April 2 marked one year since a handful of Al-Shabaab militants stormed the University campus in Garissa – in Kenya’s volatile east, near the Somali border – and slaughtered 147 mostly Christian students.
The attackers arrived early in the morning, cornered students at morning prayers, killed them and then roved through the dorms to separate Christians from the remaining students and kill them. A sniper waited outside to kill those who tried to flee. The siege lasted 15 hours.
After one woman was shot in the head, her blood traced the outlines of her body onto the floor. The imprint refuses to wash off, symbolically showing that the effects of attacks such as this cannot simply be washed away.

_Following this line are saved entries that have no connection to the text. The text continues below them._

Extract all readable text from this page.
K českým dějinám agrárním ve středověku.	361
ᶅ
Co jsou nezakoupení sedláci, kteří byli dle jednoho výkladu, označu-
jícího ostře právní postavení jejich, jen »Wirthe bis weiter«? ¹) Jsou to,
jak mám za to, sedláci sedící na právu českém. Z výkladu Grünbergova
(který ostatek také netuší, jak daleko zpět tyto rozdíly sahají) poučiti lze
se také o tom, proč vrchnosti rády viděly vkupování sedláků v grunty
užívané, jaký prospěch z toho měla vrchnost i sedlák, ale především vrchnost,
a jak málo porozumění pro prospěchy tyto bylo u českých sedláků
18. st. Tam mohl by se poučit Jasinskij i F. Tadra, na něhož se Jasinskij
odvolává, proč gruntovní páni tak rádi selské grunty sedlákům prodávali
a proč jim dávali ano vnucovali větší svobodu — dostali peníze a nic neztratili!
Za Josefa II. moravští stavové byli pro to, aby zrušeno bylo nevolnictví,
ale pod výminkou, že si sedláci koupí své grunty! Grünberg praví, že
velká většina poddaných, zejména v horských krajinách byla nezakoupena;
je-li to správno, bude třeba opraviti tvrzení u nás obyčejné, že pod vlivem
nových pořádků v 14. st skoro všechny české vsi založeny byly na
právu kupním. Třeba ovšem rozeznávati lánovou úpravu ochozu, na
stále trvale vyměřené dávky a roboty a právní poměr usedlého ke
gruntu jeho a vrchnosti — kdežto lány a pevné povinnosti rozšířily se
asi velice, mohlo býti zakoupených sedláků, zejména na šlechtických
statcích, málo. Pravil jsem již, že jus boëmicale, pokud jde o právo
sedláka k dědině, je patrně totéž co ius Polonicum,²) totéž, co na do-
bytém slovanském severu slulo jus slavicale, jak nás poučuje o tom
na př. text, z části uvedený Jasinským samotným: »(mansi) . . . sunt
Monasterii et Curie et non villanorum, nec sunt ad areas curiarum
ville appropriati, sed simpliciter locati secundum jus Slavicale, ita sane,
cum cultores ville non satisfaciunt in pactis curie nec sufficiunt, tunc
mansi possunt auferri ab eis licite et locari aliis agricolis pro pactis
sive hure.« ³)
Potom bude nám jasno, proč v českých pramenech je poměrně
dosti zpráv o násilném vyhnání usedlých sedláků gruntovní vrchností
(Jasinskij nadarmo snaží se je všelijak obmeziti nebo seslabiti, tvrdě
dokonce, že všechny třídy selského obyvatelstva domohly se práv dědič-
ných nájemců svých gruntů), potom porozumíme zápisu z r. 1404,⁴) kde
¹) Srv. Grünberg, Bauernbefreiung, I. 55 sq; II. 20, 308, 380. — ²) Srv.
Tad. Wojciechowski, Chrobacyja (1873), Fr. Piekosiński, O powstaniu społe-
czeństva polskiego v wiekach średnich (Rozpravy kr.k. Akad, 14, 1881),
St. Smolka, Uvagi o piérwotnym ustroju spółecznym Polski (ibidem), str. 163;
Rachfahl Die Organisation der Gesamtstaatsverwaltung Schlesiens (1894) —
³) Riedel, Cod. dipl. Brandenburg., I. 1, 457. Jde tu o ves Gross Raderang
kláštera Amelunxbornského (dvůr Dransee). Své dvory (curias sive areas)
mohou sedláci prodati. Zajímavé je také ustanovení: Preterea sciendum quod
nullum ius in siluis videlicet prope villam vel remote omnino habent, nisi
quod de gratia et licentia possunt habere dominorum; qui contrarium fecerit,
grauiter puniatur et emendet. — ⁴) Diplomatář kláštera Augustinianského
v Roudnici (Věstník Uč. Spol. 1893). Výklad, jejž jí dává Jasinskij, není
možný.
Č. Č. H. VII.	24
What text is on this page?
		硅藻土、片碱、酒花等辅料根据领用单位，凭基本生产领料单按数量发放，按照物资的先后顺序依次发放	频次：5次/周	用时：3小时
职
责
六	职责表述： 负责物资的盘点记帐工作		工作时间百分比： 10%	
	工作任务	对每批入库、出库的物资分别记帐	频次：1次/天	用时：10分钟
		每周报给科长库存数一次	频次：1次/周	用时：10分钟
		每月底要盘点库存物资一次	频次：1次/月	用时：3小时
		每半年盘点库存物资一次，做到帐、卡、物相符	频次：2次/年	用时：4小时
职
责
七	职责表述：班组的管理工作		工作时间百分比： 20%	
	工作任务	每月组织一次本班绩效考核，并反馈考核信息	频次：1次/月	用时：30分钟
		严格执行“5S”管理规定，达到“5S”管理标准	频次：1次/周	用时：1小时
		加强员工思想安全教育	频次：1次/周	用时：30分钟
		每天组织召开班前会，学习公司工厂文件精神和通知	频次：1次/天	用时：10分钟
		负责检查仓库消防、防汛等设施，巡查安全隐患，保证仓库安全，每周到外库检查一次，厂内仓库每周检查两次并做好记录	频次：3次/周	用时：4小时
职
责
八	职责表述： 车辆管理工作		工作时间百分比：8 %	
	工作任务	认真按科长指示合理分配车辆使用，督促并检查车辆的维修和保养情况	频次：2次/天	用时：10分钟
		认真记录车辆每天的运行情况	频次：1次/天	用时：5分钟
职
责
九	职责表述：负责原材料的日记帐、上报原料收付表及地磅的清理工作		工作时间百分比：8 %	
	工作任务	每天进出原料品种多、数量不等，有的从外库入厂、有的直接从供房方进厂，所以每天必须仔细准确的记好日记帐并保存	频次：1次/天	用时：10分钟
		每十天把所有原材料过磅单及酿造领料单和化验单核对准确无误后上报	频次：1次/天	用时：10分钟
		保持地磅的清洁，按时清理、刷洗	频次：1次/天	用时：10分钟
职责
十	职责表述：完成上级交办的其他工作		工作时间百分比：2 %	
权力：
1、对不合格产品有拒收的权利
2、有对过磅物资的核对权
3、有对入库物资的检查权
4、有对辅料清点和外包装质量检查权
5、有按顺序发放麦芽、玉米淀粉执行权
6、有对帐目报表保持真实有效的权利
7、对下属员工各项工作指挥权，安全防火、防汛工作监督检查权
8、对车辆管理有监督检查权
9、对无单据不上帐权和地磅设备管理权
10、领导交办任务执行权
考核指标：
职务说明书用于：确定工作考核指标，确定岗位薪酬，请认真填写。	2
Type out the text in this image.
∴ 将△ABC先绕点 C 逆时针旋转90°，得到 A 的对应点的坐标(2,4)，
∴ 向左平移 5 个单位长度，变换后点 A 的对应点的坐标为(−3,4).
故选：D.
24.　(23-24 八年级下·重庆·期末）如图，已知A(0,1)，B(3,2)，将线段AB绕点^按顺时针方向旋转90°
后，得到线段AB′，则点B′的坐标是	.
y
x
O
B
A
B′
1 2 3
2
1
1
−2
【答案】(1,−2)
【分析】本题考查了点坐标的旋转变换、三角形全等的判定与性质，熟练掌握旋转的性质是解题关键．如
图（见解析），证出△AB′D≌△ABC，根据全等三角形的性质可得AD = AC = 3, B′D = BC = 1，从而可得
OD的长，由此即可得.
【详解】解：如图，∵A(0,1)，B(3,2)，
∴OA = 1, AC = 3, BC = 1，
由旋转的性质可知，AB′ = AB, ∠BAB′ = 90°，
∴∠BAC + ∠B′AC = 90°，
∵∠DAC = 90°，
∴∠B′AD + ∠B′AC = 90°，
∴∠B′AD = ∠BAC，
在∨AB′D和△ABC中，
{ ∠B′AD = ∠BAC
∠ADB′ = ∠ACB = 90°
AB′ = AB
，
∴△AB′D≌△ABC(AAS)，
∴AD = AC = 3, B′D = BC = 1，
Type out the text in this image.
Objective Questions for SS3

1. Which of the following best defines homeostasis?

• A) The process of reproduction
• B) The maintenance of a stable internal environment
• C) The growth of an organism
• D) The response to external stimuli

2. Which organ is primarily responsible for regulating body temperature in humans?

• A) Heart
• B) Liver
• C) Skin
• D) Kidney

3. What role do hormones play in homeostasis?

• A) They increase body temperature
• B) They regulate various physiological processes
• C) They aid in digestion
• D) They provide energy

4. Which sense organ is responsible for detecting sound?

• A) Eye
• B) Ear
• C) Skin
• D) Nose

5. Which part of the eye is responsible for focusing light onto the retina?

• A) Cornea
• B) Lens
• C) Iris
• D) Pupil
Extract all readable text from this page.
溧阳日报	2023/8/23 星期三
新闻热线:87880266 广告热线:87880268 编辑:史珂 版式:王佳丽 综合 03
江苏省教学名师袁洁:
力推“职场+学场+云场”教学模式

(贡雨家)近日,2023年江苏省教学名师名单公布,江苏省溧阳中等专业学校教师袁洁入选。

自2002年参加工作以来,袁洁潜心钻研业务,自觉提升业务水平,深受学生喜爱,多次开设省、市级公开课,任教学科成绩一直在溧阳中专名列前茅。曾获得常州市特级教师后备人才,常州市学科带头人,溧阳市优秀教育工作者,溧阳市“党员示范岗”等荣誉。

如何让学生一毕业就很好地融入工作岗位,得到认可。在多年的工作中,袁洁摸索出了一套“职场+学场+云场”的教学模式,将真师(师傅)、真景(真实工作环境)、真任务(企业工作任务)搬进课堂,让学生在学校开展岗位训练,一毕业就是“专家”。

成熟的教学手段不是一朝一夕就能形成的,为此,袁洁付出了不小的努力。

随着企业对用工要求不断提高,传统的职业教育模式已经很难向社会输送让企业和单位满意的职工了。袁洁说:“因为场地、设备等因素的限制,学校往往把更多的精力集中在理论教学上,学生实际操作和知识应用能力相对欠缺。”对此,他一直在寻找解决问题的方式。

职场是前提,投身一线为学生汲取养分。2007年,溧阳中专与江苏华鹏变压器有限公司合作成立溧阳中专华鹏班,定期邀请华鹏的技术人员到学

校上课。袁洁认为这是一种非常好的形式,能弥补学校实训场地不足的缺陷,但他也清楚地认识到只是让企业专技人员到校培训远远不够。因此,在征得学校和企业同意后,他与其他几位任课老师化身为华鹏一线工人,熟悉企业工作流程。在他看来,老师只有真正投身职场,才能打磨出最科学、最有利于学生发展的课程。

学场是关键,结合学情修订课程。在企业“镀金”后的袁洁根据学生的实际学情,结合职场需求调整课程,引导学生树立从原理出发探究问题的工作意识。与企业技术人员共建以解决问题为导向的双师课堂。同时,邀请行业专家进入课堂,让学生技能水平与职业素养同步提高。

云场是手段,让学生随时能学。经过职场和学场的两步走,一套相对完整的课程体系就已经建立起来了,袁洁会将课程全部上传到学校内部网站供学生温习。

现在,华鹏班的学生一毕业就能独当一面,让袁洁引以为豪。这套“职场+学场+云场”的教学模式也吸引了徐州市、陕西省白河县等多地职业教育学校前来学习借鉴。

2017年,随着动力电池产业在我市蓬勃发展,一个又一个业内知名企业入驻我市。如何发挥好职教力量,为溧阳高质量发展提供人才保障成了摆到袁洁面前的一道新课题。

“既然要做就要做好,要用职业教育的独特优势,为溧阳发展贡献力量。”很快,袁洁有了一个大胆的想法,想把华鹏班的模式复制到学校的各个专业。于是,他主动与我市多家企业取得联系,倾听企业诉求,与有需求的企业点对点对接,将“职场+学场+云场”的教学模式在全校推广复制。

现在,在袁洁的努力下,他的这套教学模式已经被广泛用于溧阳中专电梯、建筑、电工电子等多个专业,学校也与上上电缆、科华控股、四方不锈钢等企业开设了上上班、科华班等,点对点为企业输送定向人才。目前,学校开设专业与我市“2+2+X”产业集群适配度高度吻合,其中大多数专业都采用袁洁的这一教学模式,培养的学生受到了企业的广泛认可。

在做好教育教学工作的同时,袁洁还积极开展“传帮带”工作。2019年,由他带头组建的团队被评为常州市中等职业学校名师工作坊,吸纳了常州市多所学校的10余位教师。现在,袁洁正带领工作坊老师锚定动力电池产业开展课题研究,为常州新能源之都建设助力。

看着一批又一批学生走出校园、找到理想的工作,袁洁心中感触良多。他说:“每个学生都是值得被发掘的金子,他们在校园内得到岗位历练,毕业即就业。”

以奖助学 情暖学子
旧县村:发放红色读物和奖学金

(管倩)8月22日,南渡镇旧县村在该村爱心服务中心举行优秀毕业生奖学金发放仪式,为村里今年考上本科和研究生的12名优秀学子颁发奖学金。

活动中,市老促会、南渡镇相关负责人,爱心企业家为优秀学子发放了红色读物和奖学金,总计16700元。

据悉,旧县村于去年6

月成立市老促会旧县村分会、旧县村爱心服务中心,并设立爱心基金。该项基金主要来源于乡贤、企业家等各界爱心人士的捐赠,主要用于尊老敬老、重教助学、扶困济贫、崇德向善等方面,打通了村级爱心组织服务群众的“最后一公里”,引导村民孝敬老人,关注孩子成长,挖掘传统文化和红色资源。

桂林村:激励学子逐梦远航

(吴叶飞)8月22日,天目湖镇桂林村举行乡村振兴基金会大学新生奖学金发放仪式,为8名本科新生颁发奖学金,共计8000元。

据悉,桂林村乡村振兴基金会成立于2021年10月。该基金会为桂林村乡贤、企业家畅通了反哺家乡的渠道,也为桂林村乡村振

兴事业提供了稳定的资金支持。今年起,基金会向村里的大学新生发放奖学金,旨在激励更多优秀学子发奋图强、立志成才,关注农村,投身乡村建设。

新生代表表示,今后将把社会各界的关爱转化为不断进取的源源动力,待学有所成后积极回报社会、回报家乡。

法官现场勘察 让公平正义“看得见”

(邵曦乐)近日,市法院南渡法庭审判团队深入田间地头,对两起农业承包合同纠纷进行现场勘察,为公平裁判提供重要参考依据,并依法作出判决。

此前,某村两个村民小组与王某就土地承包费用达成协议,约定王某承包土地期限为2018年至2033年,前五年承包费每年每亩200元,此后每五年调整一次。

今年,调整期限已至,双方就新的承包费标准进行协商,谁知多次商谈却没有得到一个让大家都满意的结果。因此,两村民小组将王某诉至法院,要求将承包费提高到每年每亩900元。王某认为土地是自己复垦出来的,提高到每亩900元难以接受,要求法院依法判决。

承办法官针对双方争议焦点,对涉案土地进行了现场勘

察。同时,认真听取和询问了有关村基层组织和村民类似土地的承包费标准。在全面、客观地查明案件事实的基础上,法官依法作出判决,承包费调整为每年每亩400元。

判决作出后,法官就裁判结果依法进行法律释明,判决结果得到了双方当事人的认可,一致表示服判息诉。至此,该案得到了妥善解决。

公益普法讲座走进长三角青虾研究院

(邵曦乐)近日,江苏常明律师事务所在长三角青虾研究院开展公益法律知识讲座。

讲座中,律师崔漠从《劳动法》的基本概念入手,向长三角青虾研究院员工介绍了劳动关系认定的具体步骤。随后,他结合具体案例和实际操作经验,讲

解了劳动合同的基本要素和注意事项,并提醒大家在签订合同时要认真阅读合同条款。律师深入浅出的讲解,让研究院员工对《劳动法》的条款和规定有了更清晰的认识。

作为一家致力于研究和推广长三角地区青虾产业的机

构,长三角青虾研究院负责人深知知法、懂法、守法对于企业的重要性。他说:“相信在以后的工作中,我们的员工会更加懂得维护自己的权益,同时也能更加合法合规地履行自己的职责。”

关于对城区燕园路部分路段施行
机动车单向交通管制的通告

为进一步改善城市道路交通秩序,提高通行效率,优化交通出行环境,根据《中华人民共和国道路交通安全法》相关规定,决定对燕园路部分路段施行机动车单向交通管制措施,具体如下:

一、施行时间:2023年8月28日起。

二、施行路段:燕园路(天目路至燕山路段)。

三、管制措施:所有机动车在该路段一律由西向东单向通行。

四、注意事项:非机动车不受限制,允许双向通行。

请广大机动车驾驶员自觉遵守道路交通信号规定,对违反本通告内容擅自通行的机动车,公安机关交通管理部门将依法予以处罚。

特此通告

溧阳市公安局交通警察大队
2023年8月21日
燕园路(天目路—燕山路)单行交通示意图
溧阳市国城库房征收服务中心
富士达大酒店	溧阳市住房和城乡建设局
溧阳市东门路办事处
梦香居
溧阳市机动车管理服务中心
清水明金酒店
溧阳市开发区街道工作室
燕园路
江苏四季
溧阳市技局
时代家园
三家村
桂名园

After the attack, World Watch Monitor heard from Frederick Gitonga, the 21-year-old Chairman of the University’s Christian Union. Here he speaks about the impact of last year’s attacks. Also interviewed is a local church leader.
One year on, outsiders still wonder how an attack like that was even possible. But attacks on soft targets like the University students have become endemic in Kenya, particularly in the Muslim-dominated north-eastern and coastal regions.
In a bid to curb attacks, additional police posts have been established in the Garissa University compound and inside the forest that borders Somalia.
Kenyan authorities have also started to build a 700km-long wall along the Kenya-Somalia border to keep the Somali-based militants out. But many feel that controversial and expensive move will not succeed in limiting attacks, as Al-Shabaab is already inside Kenya, as the President himself admitted two days after the attack.
He acknowledged then that “the planners and financiers” of the attack were “deeply embedded” in Kenyan communities. “Radicalisation,” he said, “occurs in the full glare of day, in madrasas, in homes, and in mosques with rogue imams.”
The Garissa campus was re-opened on 4 January, 2016, nine months after the attack.
On Saturday (2 April), memorial events in Garissa will include a marathon with at least 1,000 participants, in a show of solidarity with the people of Garissa.
In Eldoret in western Kenya, at Moi University (a parent campus for the Garissa branch to which students moved to continue studies after the April closure), surviving Christian Union students and leaders plan a big programme, including tree-planting, a procession, candle-lighting, prayers, and speeches from, amongst others, the leaders of the Fellowship of Christian Union Students (FOCUS) – Kenya.
*One student, Risper Mutisya, was still being sought by her father in July 2015.